Description
This collection of essays examines the works of the most famous writer of plays in the English language within the most culturally pervasive genre in which they are performed. Though Realist productions of Shakespeare are central to the ways in which his work is produced and consumed in the 21st century-and has been for the last 100 years-scholars are divided on the socio-political, historical, and ethical effects of this marriage of content and style.
The book is divided into two sections, the first of which focuses on how Realist performance style influences our understanding of Shakespeare’s characters. These chapters engage in close readings of multiple performances, interrogating the ways in which actors’ specific characterizations contribute to extremely varied interpretations of a single character.

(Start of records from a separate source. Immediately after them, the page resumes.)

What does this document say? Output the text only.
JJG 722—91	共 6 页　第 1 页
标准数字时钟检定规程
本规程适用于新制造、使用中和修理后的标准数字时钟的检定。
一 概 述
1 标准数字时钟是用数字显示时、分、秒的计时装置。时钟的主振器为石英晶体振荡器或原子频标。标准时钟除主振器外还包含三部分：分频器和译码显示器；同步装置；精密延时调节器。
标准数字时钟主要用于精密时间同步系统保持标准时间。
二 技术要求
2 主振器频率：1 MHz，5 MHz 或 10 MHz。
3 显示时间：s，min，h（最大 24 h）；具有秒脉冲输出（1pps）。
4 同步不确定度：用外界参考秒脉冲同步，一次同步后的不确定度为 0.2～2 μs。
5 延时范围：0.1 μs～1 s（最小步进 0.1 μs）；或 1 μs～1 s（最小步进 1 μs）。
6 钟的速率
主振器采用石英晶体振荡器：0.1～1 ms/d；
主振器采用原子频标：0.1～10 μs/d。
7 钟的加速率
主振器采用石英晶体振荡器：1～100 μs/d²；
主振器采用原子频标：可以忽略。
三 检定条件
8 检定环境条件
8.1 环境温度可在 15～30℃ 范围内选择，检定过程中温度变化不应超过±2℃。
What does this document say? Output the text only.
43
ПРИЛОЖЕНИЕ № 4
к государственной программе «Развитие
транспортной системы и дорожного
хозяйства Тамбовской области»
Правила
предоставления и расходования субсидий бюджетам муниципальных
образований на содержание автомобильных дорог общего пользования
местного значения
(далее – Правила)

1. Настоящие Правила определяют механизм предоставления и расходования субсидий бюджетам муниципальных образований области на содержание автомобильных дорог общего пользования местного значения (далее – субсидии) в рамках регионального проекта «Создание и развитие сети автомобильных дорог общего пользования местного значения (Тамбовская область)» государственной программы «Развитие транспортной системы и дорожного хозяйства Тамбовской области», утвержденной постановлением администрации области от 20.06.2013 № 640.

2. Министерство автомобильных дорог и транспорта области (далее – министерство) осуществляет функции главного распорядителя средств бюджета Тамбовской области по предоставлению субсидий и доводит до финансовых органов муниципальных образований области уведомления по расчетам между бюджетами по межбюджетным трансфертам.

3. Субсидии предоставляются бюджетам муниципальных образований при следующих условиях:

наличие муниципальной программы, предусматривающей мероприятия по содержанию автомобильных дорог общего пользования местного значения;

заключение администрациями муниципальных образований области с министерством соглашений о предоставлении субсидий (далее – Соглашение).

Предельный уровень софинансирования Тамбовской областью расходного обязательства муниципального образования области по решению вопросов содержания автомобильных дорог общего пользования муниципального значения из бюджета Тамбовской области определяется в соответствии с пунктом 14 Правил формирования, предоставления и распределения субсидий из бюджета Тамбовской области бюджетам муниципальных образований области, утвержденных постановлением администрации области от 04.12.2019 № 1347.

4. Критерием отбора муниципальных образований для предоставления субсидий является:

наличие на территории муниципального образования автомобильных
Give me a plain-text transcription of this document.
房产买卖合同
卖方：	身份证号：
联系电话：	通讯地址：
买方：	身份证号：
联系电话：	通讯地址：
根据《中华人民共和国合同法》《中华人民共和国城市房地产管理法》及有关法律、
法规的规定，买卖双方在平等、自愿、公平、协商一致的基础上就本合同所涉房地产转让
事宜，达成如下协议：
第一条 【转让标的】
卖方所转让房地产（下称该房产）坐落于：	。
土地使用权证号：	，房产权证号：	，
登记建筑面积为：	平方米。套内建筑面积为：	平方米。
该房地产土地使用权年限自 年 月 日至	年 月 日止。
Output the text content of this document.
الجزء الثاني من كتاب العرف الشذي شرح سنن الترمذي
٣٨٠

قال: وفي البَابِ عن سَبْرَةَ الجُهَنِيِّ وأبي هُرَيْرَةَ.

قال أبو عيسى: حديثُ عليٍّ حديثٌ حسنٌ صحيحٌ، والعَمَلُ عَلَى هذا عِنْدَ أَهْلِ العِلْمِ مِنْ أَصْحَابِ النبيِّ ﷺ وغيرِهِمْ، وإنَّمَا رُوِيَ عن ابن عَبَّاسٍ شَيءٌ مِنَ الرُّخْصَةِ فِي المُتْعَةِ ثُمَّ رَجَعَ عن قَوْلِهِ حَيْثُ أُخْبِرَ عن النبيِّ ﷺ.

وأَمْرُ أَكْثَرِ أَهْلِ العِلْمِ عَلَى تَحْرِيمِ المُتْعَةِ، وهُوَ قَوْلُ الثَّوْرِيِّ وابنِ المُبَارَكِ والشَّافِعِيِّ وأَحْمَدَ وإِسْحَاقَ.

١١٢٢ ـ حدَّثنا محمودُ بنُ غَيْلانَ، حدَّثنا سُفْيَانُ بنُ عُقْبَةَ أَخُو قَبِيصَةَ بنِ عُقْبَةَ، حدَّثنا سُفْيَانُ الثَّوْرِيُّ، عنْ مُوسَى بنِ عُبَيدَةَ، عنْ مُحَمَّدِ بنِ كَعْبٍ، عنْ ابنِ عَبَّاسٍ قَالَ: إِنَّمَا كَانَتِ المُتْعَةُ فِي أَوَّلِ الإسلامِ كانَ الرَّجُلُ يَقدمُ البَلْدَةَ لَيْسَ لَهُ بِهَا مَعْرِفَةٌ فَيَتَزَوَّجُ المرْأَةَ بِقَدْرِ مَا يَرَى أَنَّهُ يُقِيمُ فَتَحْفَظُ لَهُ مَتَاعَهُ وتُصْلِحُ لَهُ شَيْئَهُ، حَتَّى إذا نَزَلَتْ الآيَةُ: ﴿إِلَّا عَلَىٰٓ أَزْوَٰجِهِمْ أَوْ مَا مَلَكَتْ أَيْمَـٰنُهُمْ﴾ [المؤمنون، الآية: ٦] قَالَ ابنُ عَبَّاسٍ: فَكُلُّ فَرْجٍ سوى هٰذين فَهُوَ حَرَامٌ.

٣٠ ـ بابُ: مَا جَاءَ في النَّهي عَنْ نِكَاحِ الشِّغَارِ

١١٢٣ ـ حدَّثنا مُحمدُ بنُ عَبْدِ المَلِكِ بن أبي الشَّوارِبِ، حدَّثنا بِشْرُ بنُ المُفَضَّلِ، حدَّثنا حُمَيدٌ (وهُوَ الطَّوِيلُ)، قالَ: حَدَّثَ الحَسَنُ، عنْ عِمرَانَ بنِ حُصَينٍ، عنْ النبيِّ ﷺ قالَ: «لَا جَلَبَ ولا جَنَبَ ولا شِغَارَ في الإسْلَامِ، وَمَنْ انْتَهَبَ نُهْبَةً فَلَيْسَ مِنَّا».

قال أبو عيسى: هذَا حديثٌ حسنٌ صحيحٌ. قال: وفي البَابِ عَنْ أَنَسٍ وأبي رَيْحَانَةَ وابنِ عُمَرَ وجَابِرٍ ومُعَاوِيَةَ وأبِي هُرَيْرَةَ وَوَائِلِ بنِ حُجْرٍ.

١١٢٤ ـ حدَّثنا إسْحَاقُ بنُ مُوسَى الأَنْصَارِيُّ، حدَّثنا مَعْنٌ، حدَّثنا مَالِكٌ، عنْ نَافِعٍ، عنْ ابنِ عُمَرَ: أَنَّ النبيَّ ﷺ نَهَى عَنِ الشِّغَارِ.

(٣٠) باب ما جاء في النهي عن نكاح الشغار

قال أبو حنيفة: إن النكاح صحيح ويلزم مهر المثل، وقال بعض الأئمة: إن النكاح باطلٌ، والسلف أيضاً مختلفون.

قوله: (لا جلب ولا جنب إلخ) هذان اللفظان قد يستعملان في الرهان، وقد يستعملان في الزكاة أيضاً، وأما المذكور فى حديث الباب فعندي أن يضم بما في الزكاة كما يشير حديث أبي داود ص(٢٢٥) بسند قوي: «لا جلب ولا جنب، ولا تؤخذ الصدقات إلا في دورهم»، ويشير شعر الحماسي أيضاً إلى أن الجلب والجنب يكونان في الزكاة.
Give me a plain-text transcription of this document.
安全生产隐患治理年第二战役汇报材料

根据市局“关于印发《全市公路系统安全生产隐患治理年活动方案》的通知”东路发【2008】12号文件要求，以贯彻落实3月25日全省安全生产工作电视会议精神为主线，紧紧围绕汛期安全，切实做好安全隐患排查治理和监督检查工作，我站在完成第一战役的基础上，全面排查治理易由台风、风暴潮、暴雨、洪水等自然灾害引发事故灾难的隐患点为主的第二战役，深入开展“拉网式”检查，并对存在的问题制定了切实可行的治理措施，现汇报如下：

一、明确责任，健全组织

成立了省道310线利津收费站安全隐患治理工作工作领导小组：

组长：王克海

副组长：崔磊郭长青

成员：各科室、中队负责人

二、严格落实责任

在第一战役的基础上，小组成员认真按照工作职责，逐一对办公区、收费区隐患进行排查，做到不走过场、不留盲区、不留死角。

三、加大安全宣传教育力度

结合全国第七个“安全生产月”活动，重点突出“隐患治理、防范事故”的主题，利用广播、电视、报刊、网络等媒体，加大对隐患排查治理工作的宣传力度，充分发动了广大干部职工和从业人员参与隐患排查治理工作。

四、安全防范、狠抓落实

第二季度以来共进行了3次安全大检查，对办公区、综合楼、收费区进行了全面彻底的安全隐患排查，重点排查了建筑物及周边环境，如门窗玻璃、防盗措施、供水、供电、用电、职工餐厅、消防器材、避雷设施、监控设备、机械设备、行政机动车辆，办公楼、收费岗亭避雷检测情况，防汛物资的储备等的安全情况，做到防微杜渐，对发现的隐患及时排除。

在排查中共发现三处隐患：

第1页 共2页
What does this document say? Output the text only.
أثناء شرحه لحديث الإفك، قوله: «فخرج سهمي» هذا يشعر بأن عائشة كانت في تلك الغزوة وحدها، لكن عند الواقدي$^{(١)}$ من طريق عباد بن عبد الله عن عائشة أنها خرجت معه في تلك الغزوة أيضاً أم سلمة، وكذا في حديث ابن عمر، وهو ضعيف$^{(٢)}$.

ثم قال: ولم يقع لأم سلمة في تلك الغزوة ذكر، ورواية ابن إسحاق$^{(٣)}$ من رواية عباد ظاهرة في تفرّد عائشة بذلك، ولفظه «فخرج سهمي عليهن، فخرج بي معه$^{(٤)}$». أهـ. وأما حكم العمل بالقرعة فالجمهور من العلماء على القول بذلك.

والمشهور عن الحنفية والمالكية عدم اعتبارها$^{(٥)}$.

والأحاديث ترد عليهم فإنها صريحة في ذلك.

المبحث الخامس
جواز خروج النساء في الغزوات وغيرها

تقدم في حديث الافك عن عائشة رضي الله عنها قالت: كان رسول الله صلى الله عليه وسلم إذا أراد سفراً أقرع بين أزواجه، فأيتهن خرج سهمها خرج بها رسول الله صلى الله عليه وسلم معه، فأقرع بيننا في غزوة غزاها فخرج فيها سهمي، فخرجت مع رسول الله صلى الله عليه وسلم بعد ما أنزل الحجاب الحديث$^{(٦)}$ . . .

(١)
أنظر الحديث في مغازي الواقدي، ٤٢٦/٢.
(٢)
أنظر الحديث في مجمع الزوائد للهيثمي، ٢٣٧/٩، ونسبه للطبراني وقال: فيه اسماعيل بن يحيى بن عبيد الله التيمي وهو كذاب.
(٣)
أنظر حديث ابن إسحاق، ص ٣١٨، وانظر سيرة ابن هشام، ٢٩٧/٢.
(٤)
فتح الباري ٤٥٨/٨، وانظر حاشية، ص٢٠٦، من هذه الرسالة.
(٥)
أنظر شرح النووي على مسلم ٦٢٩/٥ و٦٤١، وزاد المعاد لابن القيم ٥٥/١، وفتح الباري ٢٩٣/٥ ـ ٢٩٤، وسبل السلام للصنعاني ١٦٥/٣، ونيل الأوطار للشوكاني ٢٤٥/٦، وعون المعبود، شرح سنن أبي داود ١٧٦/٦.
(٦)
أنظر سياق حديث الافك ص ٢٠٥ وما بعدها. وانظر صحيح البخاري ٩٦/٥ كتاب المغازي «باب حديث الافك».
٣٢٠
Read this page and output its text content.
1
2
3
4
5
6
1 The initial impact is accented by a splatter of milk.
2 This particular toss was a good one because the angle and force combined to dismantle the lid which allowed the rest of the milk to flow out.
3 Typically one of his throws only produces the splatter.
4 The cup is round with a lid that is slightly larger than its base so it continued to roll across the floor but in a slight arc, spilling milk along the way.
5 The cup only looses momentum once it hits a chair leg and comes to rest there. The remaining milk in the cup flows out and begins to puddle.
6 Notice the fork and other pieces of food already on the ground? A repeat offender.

The second section then considers audiences’ experiences of Shakespearean texts in Realist performance. The essays in this section-all written by theatre directors-imagine out what might constitute Realism. Each chapter focuses on a particular production, or set of productions by a single company, and considers how the practitioners utilized critically informed notions of what constitutes “the real” to reframe what Realism looks like on stage.
This is a book of arguments by both theatre practitioners and scholars. Rather than presenting a unified critical position, this collection seeks to stimulate the debate around Realist Shakespeare performance, and to attend to the political consequences of particular aesthetic choices for the audience, as well as for Shakespeare critics and theatre artists.